今回のAMDの動きは、Steam Machineという特定の製品を超えた意味を持つ。Linuxを日常的なゲーミングOSとして利用するユーザー層、および開発者コミュニティにとって、AMDのRadeon GPUがHDMI 2.1の高帯域接続を公式にサポートすることは、ディスプレイ接続の選択肢を根本から変える出来事だ。

これまで4K/120Hzを実現したいLinuxユーザーは、DisplayPortを選択するか、コミュニティが開発した非公式パッチを適用するしかなかった。非公式パッチはカーネルのアップデートのたびに互換性の問題が生じるリスクがあり、長期運用には適さない。公式のAMDGPUドライバにFRLが組み込まれることで、この不安定な状況が解消される。

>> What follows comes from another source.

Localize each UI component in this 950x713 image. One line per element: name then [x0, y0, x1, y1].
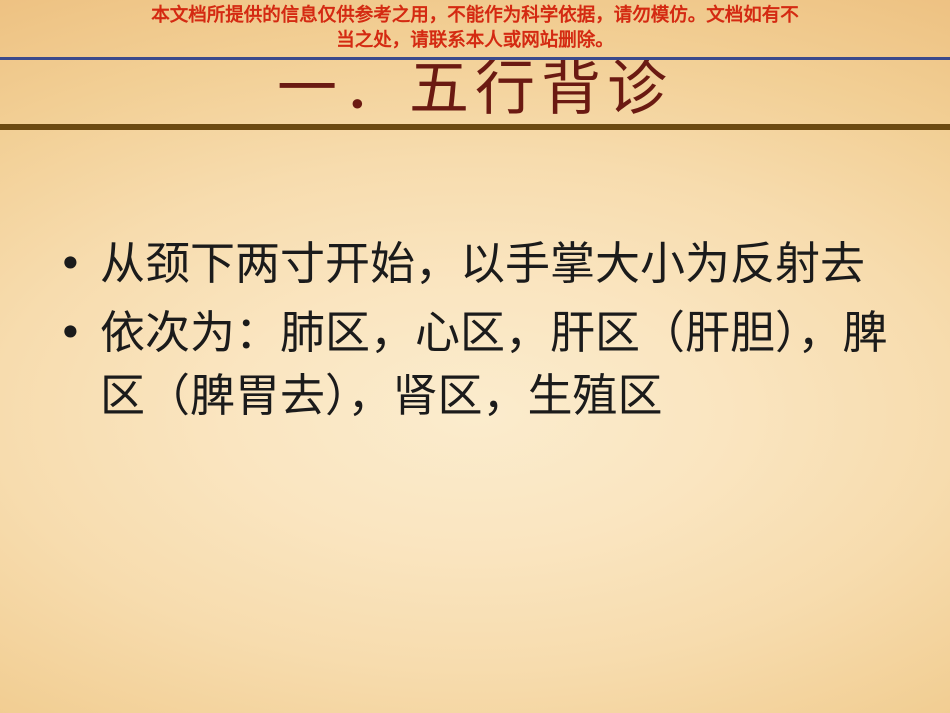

Harry Wentlandが「数年間待機していたコード」と言及したことは、AMDのLinuxチームがずっとこの問題を解決しようとしながら、内部的には準備を進めていたことを示す。コンプライアンステスト通過後、Linux v7.2でマージされれば、それはLinuxにおける表示インフラの大きな節目となる。DSCとVRRのサポートが続けて投稿されれば、HDMI 2.1の機能が段階的に揃い、Linuxのディスプレイスタックとしてのポジションが強化される。